I recently posted a tweet of an old quote from Zig Ziglar: “If people like you, they’ll listen to you, but if they trust you, they’ll do business with you.”
Here’s a simple question for all of you, especially those in retail. What have you done to build trust with your target audience?
The truth is, building trust, no matter what your business is, has always been the most critical component of success. These days consumers have so many choices, and building trust becomes that much more critical.
Wandering through cyberspace I found an interesting article and website I want to suggest you bookmark, business-wisdom.com. The author, Harvey Simkovits, listed nine components to building trust and then added two more—when you have to regain trust after losing it. I’ve added my own definitions to his list.
• Rapport: build relationships.
• Honesty: being truthful is critical.
• Sincerity: follow through on your promises.
• Respect for Self and Others: it’s all in the way you’re perceived in your communications and actions.
• Openness: the more open you are the more trust you’ll gain.
• Competency: you don’t have to be the expert on everything, but your staff does.
• Mutualism: stay focused on win-win scenarios with all parties involved in the process.
• Admission: when you do make a mistake, don’t sweep it under the rug.
• Recovery: when you don’t keep a promise, be up front on why, apologize and then work to follow through.
Just think about the choices consumers have today to buy virtually any product, especially in photography. A quick trip to Google to find out how many Internet users there are in the world yields this: Statista.com forecasts the number of Internet shoppers in the U.S. market will hit 211 million in 2016.
While those numbers might seem overwhelming, the truth is, especially in photography, the retailer with a brick-and-mortar location actually has the unique advantage of being able to physically show products, help the consumer, and in turn build that all-important trust.
And, a retailer with a great website, a consistent blog and good inventory is already on the path to building trust. Here’s a checklist of trust-building components you want to make sure you’re on top of as they relate to retail and the business of photography.
A Trust-Building Checklist
Your reputation. The word “reputation” has so much more depth today than during the days before the Internet. Because shoppers have so many choices to buy from, your reputation plays a critical role.
Let’s start with the design of your website. Just like a retail storefront, it needs to be easy to navigate. It needs to have the right inventory/selection, and it needs great graphics so people can see what they’re buying. Like the difference between Macy’s and Nordstrom, a visit to your site needs to be an experience that stands out. Your website needs to be a place where people like to shop and, even more important, share with friends.

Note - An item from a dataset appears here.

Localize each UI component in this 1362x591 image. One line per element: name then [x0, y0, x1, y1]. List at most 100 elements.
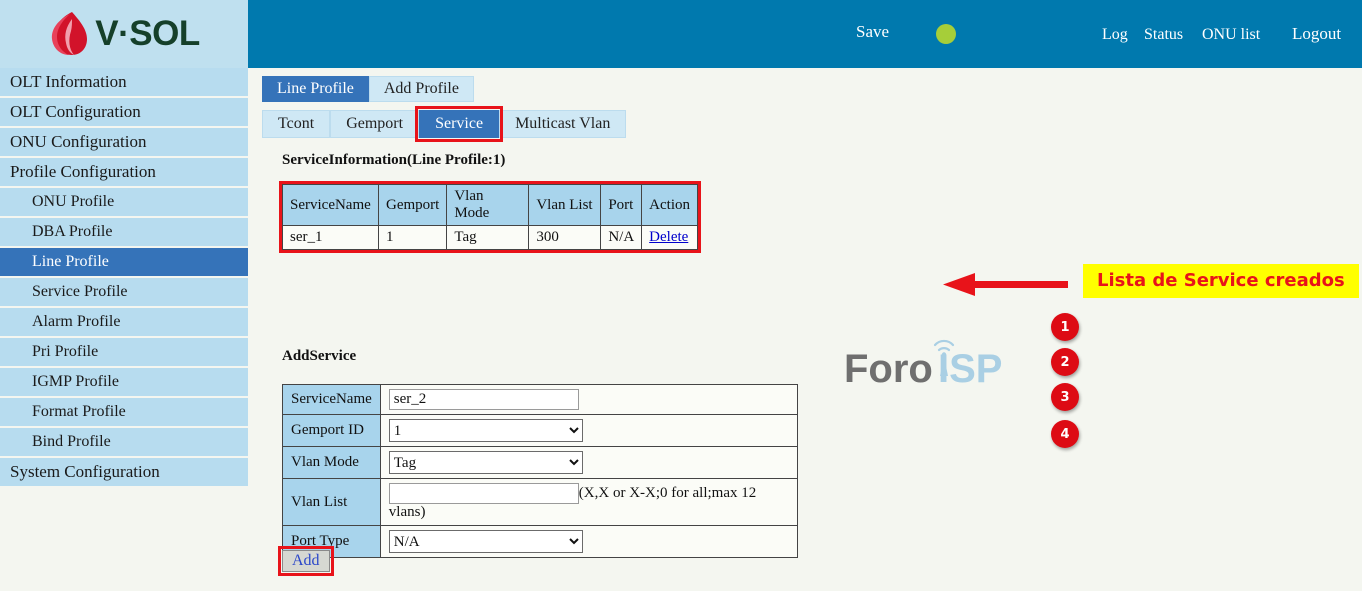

Pricing. Everybody always thinks pricing is the only key. Sorry, I don’t buy it. Being competitive is a key and pricing is one serious component, but so are add-on promotional items, packages and a broad range of accessories.
Let’s take a quick trip down memory lane to Polaroid, where I first met many of you. Polaroid did a lot of research on the concept behind the Spectra line. When it was introduced, it was the largest instant photography system in the world, with dozens of accessories. Polaroid had worked hard to build out a broad selection of accessories after research showed consumers wanted products with more choices to enhance their creativity and picture-taking experience.
Well, here’s where the depth of your inventory, educational programs and the support you give each customer plays a role, together with your pricing.
Your Blog. In previous columns I’ve talked about your website being about what you sell, while your blog is about what’s in your heart. Staying consistent with regular posts (at least twice a week) helps you build a relationship with your readership. Relevant content gives you a chance to talk about their primary interests in photography. Again, everything you’re doing is under the umbrella of building trust and, in turn, building a relationship with your target audience.
Educational Programs. With technology changing every day, as I’ve written in the past, the photo retailer has an opportunity to help customers raise the bar on their skill set. Whether it’s mom just doing grab shots with her phone or somebody in the family with more sophisticated gear, the goal is to help them develop a unique pride in their images. Through your website, blog and in-store programs, you have a chance to set the pace in helping them become better artists.
Transactions, Delivery Time and Return Policies. They’re all part of what makes the experience your customers have memorable, obviously in a positive way. Keep things simple, stand behind your promises and be ready to handle complaints quickly. Remember, every consumer today has the reach only a photographic magazine had just a few years ago.
Hopefully, I’ve given you some things to think about. And here’s one more: you’ve got to make yourself unique. Look for ways to make your business stand out. Bring your employees into the process, so they understand the importance of the role they play in building a stronger business.